For ease of formatting and explanation, I'll be doing everything for the $5 \times 5$ example. However, the same trick works for any $n \times n$ antisymmetric matrix (though slightly differently for even $n$).
Suppose
$$
A =
\begin{pmatrix}0&0&0&0&a_{15}\\0&0&0&a_{24}&0\\0&0&a_{33}&0&0\\0&a_{42}&0&0&0\\a_{51}&0&0&0&0 \end{pmatrix}
$$
Here's a neat trick: we note that
$$
A^2 = \pmatrix{
a_{15}a_{51}&&&&\\
&a_{24}a_{42}&&&\\
&&(a_{33})^2&&\\
&&&a_{24}a_{42}&\\
&&&&a_{15}a_{51}\\
}
$$
So, the eigenvalues of $A^2$ are precisely $\{a_{15}a_{51}, a_{24}a_{42}, (a_{33})^2\}$.

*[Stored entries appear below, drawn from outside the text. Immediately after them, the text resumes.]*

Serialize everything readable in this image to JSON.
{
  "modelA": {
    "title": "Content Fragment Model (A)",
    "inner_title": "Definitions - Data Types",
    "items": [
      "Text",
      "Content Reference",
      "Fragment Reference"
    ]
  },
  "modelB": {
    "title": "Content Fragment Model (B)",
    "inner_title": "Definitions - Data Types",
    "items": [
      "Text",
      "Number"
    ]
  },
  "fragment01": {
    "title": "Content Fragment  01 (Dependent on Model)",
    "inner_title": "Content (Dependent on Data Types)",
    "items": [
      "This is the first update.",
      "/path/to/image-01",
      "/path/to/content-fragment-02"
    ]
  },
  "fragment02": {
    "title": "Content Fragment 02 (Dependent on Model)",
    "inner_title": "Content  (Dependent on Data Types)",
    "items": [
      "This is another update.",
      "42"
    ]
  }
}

Now, note that if $\lambda$ is an eigenvalue of $A$, then $\lambda^2$ must be an eigenvalue of $A^2$. This gives you six candidates for the eigenvalues of $A$.

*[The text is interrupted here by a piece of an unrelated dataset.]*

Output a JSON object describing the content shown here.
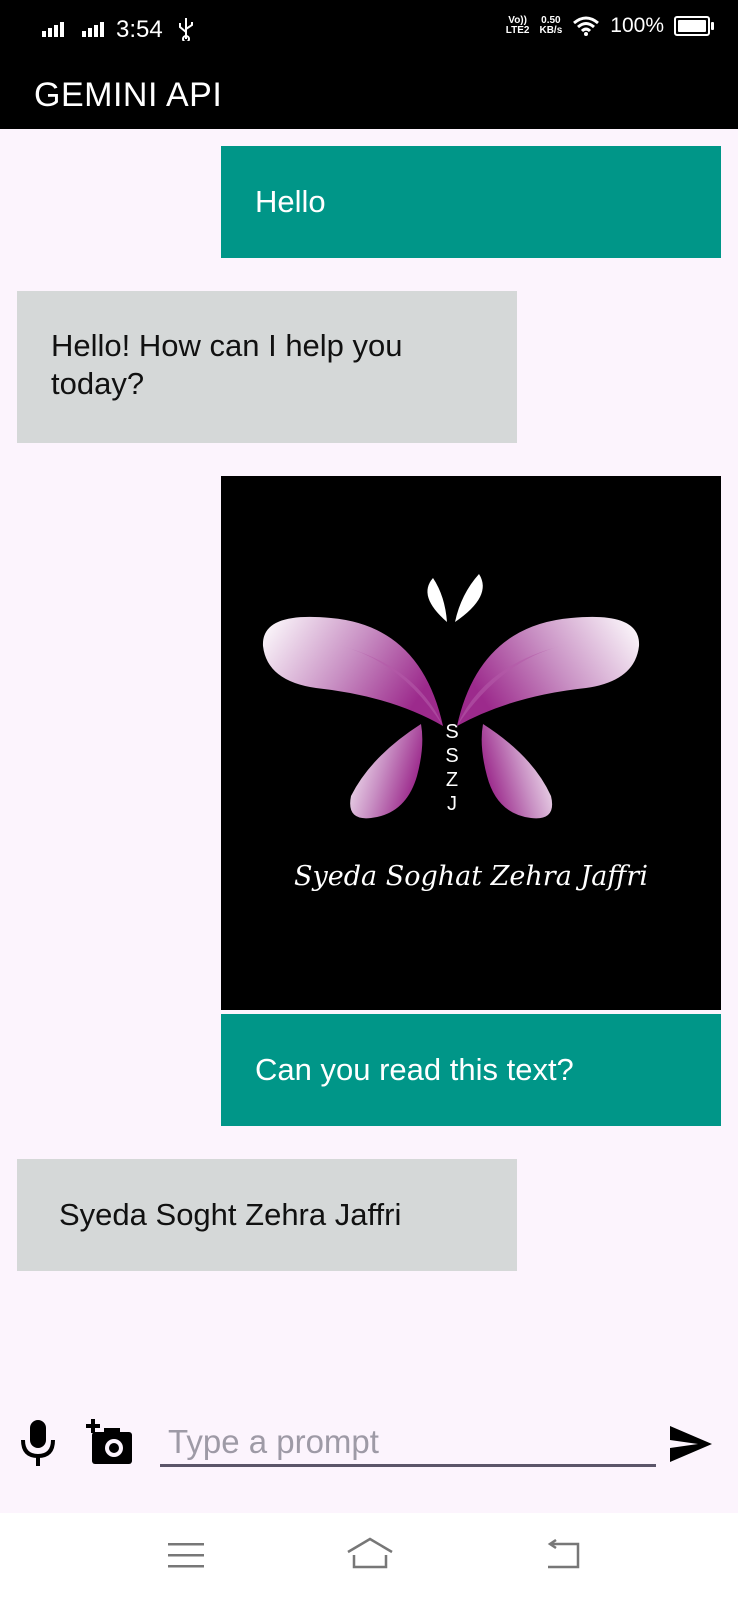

In fact, with more thorough analysis, we can guarantee that the eigenvalues will be precisely $\lambda = \pm \sqrt{a_{i,(n+1-i)}a_{(n+1-i),i}}$ for $i = 1,\dots,\lfloor n/2\rfloor$ and, for odd $n$, $\lambda = a_{(n+1)/2,(n+1)/2}$.

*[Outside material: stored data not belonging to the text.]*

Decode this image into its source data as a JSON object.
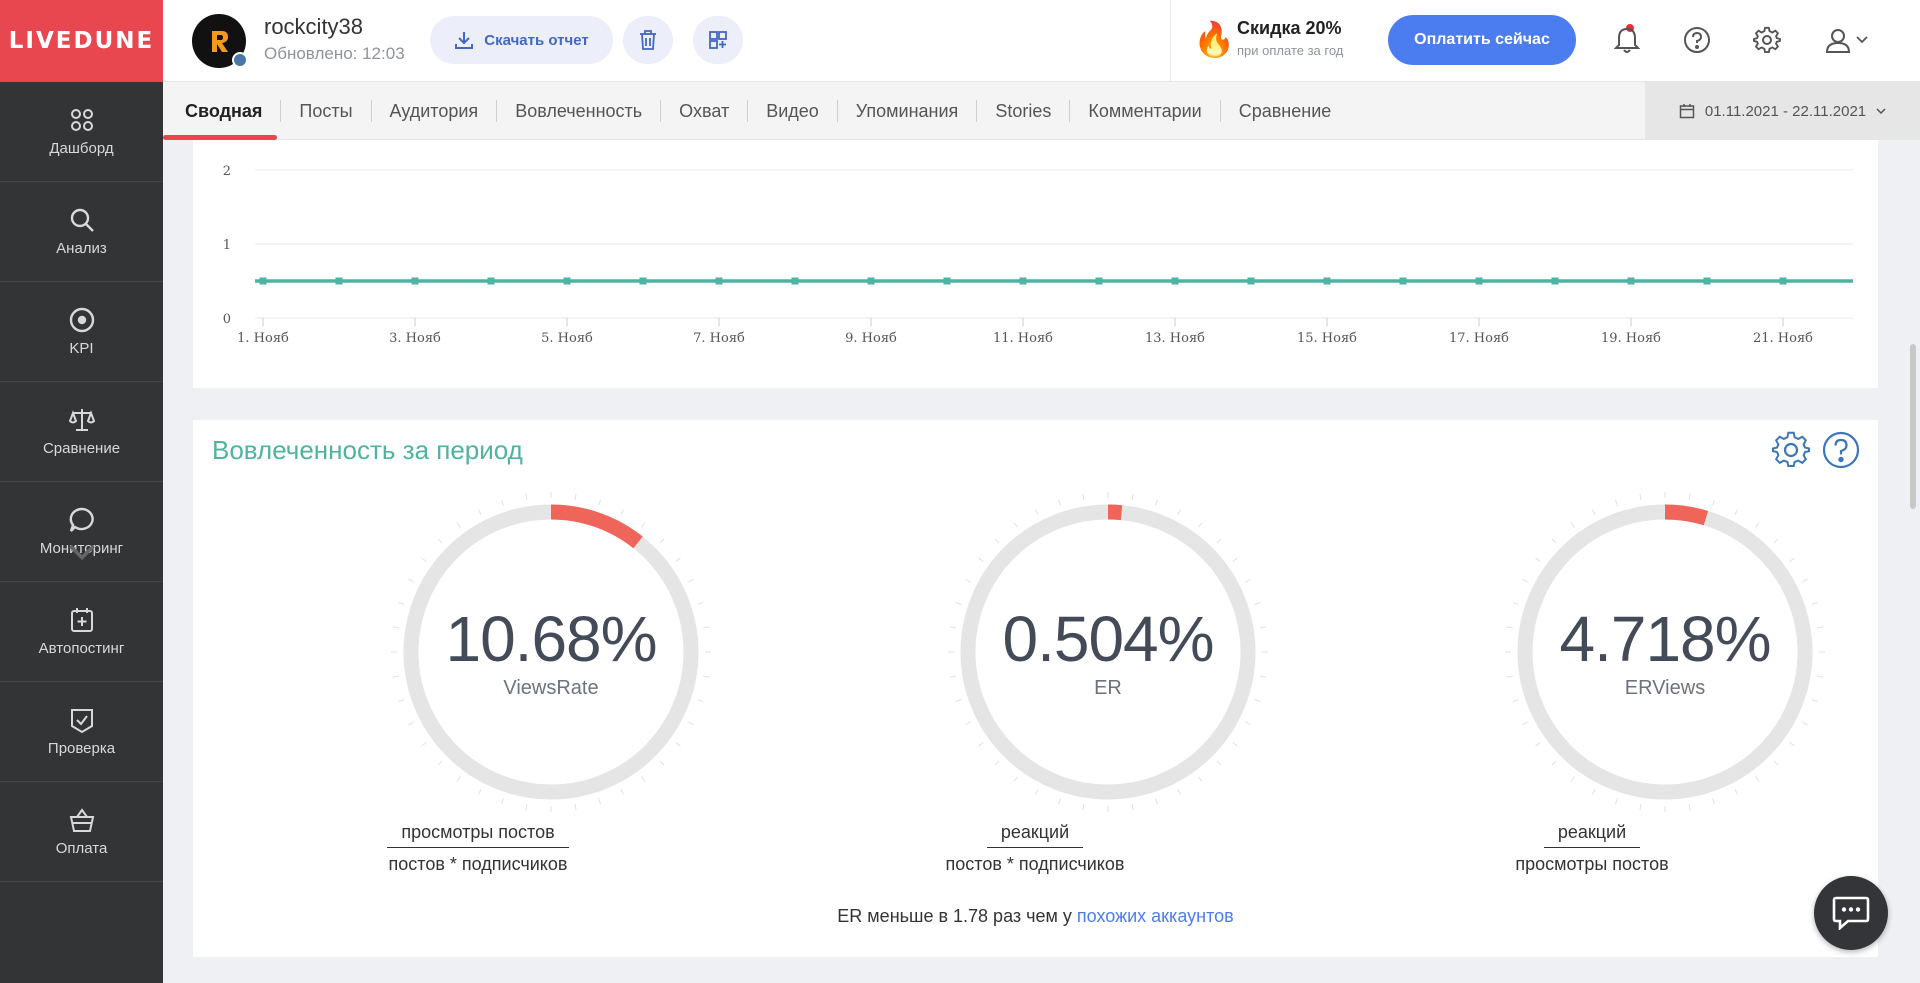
{
  "app": {
    "logo": "LIVEDUNE"
  },
  "sidebar": {
    "items": [
      {
        "label": "Дашборд",
        "icon": "dashboard-icon"
      },
      {
        "label": "Анализ",
        "icon": "search-icon"
      },
      {
        "label": "KPI",
        "icon": "target-icon"
      },
      {
        "label": "Сравнение",
        "icon": "scales-icon"
      },
      {
        "label": "Мониторинг",
        "icon": "chat-bubble-icon"
      },
      {
        "label": "Автопостинг",
        "icon": "calendar-plus-icon"
      },
      {
        "label": "Проверка",
        "icon": "shield-check-icon"
      },
      {
        "label": "Оплата",
        "icon": "basket-icon"
      }
    ]
  },
  "header": {
    "account_name": "rockcity38",
    "updated": "Обновлено: 12:03",
    "download_label": "Скачать отчет",
    "promo_title": "Скидка 20%",
    "promo_sub": "при оплате за год",
    "pay_label": "Оплатить сейчас"
  },
  "tabs": {
    "items": [
      "Сводная",
      "Посты",
      "Аудитория",
      "Вовлеченность",
      "Охват",
      "Видео",
      "Упоминания",
      "Stories",
      "Комментарии",
      "Сравнение"
    ],
    "active": "Сводная",
    "date_range": "01.11.2021 - 22.11.2021"
  },
  "chart_data": {
    "type": "line",
    "x": [
      "1. Нояб",
      "2. Нояб",
      "3. Нояб",
      "4. Нояб",
      "5. Нояб",
      "6. Нояб",
      "7. Нояб",
      "8. Нояб",
      "9. Нояб",
      "10. Нояб",
      "11. Нояб",
      "12. Нояб",
      "13. Нояб",
      "14. Нояб",
      "15. Нояб",
      "16. Нояб",
      "17. Нояб",
      "18. Нояб",
      "19. Нояб",
      "20. Нояб",
      "21. Нояб"
    ],
    "tick_labels": [
      "1. Нояб",
      "3. Нояб",
      "5. Нояб",
      "7. Нояб",
      "9. Нояб",
      "11. Нояб",
      "13. Нояб",
      "15. Нояб",
      "17. Нояб",
      "19. Нояб",
      "21. Нояб"
    ],
    "series": [
      {
        "values": [
          0.5,
          0.5,
          0.5,
          0.5,
          0.5,
          0.5,
          0.5,
          0.5,
          0.5,
          0.5,
          0.5,
          0.5,
          0.5,
          0.5,
          0.5,
          0.5,
          0.5,
          0.5,
          0.5,
          0.5,
          0.5
        ],
        "color": "#4fb3a1"
      }
    ],
    "y_ticks": [
      "0",
      "1",
      "2"
    ],
    "ylim": [
      0,
      2
    ],
    "grid": true
  },
  "engagement": {
    "title": "Вовлеченность за период",
    "gauges": [
      {
        "value": "10.68%",
        "label": "ViewsRate",
        "fraction": 0.1068,
        "numerator": "просмотры постов",
        "denominator": "постов * подписчиков"
      },
      {
        "value": "0.504%",
        "label": "ER",
        "fraction": 0.0154,
        "numerator": "реакций",
        "denominator": "постов * подписчиков"
      },
      {
        "value": "4.718%",
        "label": "ERViews",
        "fraction": 0.0472,
        "numerator": "реакций",
        "denominator": "просмотры постов"
      }
    ],
    "compare_text": "ER меньше в 1.78 раз чем у ",
    "compare_link": "похожих аккаунтов",
    "accent_color": "#f0655a",
    "track_color": "#e5e5e5"
  }
}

Proof that this is the case: Let $e_1,\dots,e_n$ denote the standard basis vectors. Let $S_{ij}$ denote the span of the vectors $e_i$ and $e_j$.
Note that $A$ is invariant over $S_{i(n-i)}$ for $i = 1,\dots,\lfloor n/2\rfloor$. We may then consider the restriction $A_{i(n-i)}: S_{i(n-i)} \to S_{i(n-i)}$, which can be represented by the matrix
$$
\pmatrix{0 & a_{i(n-i)}\\a_{(n-i)i} & 0}
$$
It suffices to find the eigenvalues of this transformation.
For the case of an odd $n$, it is sufficient to note that $a_{(n+1)/2,(n+1)/2}$ lies on the diagonal with zeros in its row and column.
Another explanation: denote the matrix
$S = \pmatrix{e_1 & e_{n} & e_2 & e_{n-1} & \cdots}$
Noting that $S$ is orthogonal (i.e. $S^{-1} = S^{T}$), we find that
$$
SAS^{-1} =
\pmatrix{
0&a_{1,n}\\
a_{n,1}&0\\
&&0&a_{2,n-1}\\
&&a_{n-1,2}&0\\
&&&&\ddots
}
$$
This matrix is similar, and therefore has the same eigenvalues. However, it is also block diagonal.
Best Answer
Your idea is good. If $n$ is even, you will need $\frac{n}{2}$ swap operations
$$ n \leftrightarrow 1, (n-1) \leftrightarrow 2, \ldots, \frac{n}{2}+1 \leftrightarrow \frac{n}{2}. $$
If $n$ is odd, you will need $\frac{n-1}{2}$ swap operations. Try to check that this works for small values of $n$.